Having defeated the Crusader Army, destroyed their capacity to wage war, and recaptured Jerusalem for Islam, Saladin’s reputation as a great military commander and leader of his people had been sealed at the Horns of Hattin but it would begin to unravel just three years later in confrontation with his most formidable opponent Richard the Lionheart, King of England.
Though he was to retain control of Jerusalem and much of the Holy Land his failure to defeat Richard in combat undermined his power and influence within a fractious Islam and even as his reputation as a generous and dignified opponent who personified the finer aspects of Islamic society soared among his enemies abroad he was being seen as increasingly weak and ineffective at home.
Forced into a negotiated settlement with Richard that permitted the Crusaders to retain much of the coastal strip of Palestine he had failed in his promise to rid Holy Land of the Christian presence and many of his followers now began to desert his cause and look for leadership elsewhere.

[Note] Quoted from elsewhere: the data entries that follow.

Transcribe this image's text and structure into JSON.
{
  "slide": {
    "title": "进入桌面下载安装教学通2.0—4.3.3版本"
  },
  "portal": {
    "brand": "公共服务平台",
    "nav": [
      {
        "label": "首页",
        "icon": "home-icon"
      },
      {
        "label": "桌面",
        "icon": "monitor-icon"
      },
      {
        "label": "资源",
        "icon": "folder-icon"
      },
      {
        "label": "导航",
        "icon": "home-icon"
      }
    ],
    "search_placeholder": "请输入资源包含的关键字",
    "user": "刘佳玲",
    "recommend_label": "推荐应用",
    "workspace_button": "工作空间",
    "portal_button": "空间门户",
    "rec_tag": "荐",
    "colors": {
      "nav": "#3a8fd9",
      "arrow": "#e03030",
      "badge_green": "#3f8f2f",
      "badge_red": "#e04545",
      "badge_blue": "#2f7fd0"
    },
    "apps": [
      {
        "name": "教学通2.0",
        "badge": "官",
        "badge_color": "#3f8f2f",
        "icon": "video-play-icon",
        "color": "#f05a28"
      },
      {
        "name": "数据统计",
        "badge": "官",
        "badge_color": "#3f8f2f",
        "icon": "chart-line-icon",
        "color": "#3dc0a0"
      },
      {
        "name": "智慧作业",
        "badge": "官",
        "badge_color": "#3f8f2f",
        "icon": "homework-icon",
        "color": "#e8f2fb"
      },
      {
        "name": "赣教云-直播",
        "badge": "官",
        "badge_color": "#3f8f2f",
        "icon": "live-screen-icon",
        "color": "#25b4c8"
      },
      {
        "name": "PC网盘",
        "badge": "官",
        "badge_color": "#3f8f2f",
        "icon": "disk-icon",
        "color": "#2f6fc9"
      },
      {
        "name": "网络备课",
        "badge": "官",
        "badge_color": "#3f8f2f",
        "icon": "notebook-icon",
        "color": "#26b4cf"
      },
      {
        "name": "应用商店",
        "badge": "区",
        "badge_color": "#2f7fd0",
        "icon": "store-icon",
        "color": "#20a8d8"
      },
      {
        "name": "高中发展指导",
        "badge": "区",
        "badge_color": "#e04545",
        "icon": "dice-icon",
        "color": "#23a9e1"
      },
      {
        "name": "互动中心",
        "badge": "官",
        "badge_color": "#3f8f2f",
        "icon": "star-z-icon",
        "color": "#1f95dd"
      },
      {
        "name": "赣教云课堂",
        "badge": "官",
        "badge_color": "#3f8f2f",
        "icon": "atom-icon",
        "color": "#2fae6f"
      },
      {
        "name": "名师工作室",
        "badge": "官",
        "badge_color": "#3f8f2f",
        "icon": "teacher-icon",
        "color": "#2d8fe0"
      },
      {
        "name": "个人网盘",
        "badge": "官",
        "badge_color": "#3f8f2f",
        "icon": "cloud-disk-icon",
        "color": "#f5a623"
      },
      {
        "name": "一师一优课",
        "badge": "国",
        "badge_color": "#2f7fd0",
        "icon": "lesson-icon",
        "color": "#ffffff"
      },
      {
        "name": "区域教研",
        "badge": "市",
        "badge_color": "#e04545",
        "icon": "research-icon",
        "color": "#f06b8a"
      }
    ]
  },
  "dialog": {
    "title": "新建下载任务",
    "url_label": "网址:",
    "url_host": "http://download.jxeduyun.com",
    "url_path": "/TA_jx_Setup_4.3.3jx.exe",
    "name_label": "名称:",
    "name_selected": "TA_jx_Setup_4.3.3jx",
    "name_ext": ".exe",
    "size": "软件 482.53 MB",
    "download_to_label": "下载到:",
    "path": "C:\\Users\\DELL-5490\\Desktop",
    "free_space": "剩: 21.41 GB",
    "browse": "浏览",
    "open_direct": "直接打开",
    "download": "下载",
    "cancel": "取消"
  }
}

Saladin his power much diminished died of a fever on 4 March 1193, aged 55, a disappointed if not broken man.
Buried outside the Ummayad Mosque in Damascus his family barely had the money to pay for his funeral as he had given away much of his fortune in charitable works and alms for the poor.
Seven hundred years later it was Kaiser Wilhelm II of Germany who donated a marble sarcophagus in his honour.